Я подал ему сухое полотенце, и он обмотал его вокруг шеи, создав надёжную преграду.
Не один час ушёл у нас на то, чтобы обогнуть Лэндс-Энд и буй Рэннелстоун. Этот участок вообще тяжёлый, а когда приходится лавировать против течения, дело затягивается надолго, и сухим из него не выйдешь.
Около полудня задача была решена, можно перевести дух. Тут и погода, словно удовлетворённая проделанной нами работой, смягчилась. Ветер ослаб и несколько сместился, волны последовали его примеру, и в довершение всего, когда мы пошли вверх по Ла-Маншу, появилось солнце.
Настала пора немножко расшевелить команду.
— Где наш кок?

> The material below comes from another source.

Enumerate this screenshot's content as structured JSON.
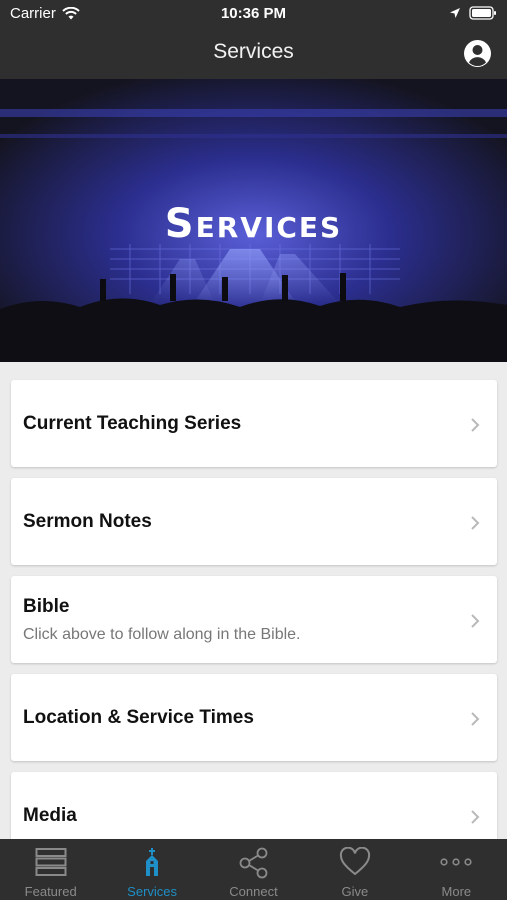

Эй, Джек, поднимайся! Разве это завтрак — одно печенье? Чтобы на ленч было мясо, не то мы выбросим за борт этого бездельника.

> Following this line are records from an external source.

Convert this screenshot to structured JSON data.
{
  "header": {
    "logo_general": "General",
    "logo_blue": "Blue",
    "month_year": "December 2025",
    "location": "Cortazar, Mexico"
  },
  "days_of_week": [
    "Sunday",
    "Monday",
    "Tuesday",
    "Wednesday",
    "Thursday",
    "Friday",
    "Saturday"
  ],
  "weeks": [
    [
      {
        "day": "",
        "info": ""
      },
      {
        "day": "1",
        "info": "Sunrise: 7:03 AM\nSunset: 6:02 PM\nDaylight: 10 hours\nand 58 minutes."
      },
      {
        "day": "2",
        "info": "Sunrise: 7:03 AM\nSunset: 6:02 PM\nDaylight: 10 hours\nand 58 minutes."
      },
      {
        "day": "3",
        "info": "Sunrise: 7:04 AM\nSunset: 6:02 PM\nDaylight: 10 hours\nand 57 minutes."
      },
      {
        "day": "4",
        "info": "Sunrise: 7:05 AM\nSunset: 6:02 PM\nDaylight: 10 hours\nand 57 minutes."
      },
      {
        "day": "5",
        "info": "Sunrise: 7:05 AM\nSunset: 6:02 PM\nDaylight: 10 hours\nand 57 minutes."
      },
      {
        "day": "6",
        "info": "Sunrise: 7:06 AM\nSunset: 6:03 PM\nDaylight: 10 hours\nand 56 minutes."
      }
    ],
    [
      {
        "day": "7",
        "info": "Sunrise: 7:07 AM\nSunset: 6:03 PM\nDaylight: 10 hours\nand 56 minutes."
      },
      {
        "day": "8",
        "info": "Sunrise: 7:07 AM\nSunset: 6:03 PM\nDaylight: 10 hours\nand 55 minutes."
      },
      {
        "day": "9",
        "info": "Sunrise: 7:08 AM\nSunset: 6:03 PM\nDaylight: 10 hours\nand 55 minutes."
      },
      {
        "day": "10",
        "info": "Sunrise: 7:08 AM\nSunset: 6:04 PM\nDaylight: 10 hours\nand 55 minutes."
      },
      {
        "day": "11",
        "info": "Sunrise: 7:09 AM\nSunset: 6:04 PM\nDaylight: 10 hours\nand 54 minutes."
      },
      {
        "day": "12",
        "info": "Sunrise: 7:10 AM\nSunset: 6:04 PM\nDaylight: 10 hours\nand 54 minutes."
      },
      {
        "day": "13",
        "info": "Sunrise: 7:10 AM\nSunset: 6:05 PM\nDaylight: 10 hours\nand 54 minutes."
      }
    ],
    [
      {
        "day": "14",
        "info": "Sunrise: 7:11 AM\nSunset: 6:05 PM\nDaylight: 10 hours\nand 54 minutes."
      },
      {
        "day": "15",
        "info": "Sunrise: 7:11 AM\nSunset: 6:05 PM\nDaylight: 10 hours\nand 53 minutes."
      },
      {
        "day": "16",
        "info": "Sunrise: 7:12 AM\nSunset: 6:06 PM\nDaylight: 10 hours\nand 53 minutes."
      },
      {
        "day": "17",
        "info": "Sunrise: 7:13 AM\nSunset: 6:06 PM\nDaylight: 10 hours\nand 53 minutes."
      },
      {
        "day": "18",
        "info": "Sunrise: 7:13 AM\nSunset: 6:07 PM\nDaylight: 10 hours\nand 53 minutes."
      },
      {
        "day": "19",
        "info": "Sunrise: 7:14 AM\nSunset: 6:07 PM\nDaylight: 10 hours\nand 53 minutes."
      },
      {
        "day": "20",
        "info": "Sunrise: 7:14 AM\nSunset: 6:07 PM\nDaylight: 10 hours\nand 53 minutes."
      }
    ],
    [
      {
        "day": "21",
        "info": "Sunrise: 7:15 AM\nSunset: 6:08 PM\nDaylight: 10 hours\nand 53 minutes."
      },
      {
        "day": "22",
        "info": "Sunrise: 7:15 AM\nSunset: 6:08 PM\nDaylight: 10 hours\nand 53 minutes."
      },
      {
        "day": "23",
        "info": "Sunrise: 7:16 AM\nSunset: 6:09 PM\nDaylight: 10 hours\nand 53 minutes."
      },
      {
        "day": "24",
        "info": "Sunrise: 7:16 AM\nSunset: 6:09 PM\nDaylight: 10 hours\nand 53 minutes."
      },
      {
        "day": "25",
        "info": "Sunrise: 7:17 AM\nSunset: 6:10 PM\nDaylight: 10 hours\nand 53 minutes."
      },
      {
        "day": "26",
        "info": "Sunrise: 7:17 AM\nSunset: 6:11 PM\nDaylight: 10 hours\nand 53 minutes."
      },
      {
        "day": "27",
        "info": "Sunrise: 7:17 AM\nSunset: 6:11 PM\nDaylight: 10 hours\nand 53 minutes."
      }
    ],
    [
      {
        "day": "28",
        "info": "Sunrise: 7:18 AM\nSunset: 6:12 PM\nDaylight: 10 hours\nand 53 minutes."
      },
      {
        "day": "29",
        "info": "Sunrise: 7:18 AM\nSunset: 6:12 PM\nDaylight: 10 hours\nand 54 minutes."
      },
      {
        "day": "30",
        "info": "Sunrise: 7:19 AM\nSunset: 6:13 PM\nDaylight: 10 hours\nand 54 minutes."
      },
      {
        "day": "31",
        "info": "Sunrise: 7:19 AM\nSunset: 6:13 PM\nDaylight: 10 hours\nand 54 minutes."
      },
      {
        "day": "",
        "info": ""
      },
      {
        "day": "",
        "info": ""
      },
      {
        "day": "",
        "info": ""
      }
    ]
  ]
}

Но кока крепко держала за глотку морская болезнь.
— Вставай, вставай, лодырь бесстыжий. Оторвись от койки, мы проголодались!

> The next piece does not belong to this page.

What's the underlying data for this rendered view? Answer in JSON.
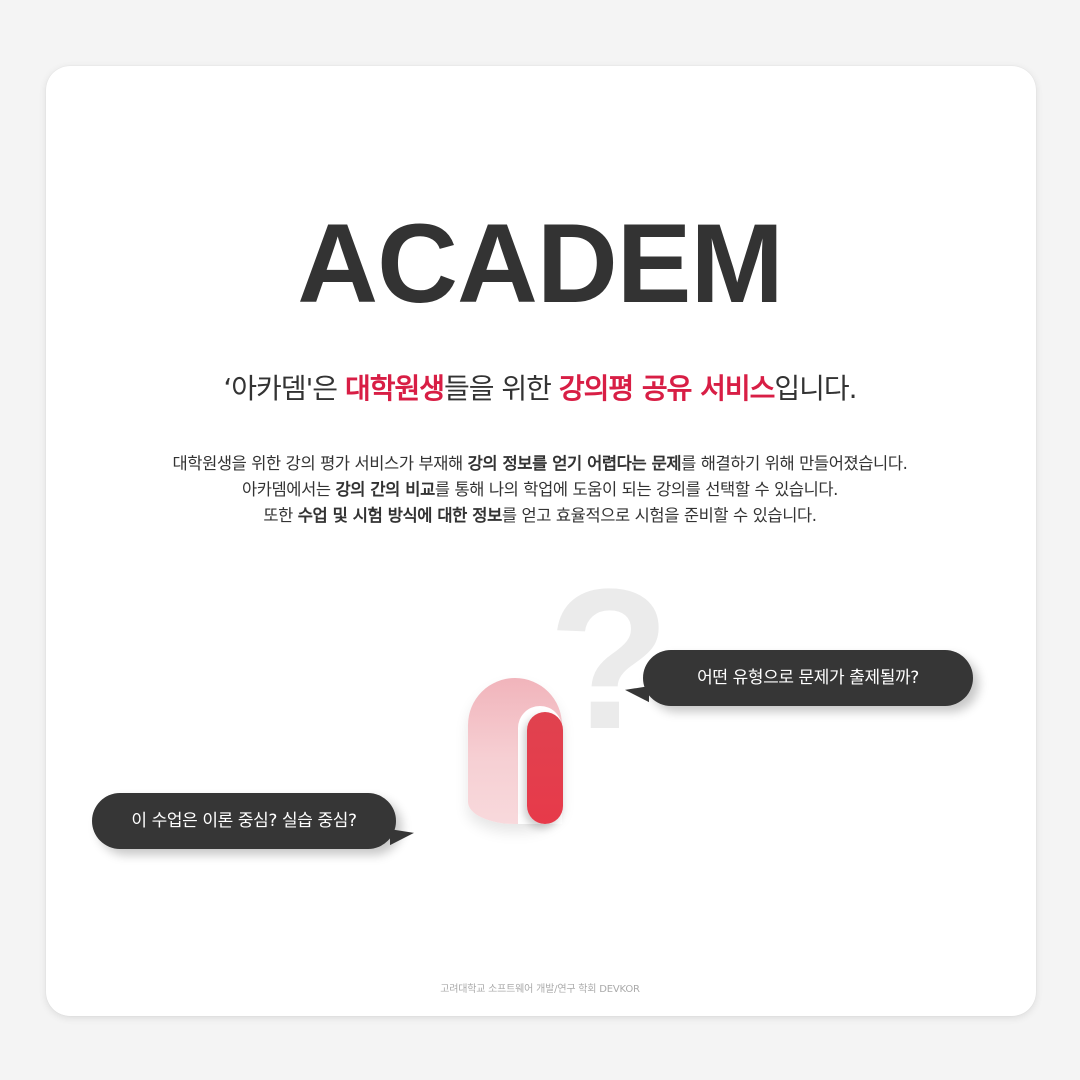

Почему нельзя убить человека взглядом, явно думал Джек, открывая один глаз и глядя на меня, как мясник глядит на скотину, когда примеряется, куда вонзить нож.
— Ты что, хочешь есть?
— Совершенно верно. Побольше, погорячее и побыстрее.
— Боже милосердный, ты настоящий зверь.
Тем не менее он встал. И пока я опоражнивал ведра и наводил чистоту на палубе, Джек попытался разжечь примус. Минут десять они пребывали в каюте наедине друг с другом, наконец из люка над трапом показалась струйка светлого дыма, которую я было принял за пар из кипящей кастрюли. Но тут снизу вырвались различные звуки.
Сперва как будто грохот упавшей кастрюли. Потом гулкий удар головой о потолок рубки, после чего последовали стон и смачная ругань. Над люком вырос целый клуб дыма, а из него выглянуло бледное лицо Джека — всё в саже, одна бровь почти начисто спалена.
— Кажется, судно горит.
Он произнёс это с отрешённым, измученным видом, совершенно безучастно — реакция человека, которого целую ночь терзала морская болезнь.
От залитого горящим керосином примуса к подволоке поднималось пламя, оно уже подпалило полотенце и рукав чьего-то свитера. Огонь был живо укрощён мощной струёй из маленького огнетушителя, который больше года терпеливо ждал своего часа. Насухо протёртый, с прочищенной форсункой, примус вскоре загудел, как положено.
— Вот так, Джек. Примус любит уход. Как самочувствие — сможешь что-нибудь приготовить?
Он злобно поглядел на меня.
— Ступай. Я сварю тебе еду на этом проклятом примусе, хотя бы это стоило мне жизни. Чего ты хотел, мяса?
Это больше похоже на моего старого друга Джека, ещё не все надежды потеряны! Пока мы дожидались варева, погода разгулялась настолько, что можно было посидеть в кокпите, наслаждаясь пополуденным солнцем. А так как мы шли курсом бейдевинд и качка уменьшилась, команда почти вернулась к норме, и те, кто провёл на палубе тридцать часов без еды, обходясь глотком воды, начали сознавать, что койка — весьма полезная принадлежность всякого судна. Однако им хотелось не только спать.
— Как там твоё мясо, кок?
Молчание.
Яхта идёт легко, плавно переваливает через волну.
— Джек, куда ты пропал? Дал бы хоть немного галет для начала.
Из люка высовывается рука и подаёт банку с галетами, мармайт[2] и нож. Мы хватаем всё это и приступаем к еде. Галеты сухие, мармайт горячий и обжигает язык; ощущение такое, словно мы едим опилки с горчицей.
— Ну давай, Джек, где же твоё проклятое мясо?
Наконец, когда уже всем осточертело ждать, он появляется. Над комингсом медленно вырастает голова. Жидкие чёрные волосы блестят от пота и прилипли к черепу. Лицо бледное, глаза ввалились, только чёрные брови живут. Они сдвигаются вместе, как бы обороняясь от злобно скривившихся губ, бледность которых подчёркивается небритым подбородком. Впрочем, это вовсе не злая гримаса, просто он пытается улыбнуться.
2
Marmite — пищевой спред, изготовленный из дрожжевого экстракта, побочного продукта пивоварения. Очень солёная паста, насыщенная «пятым вкусом» — умами.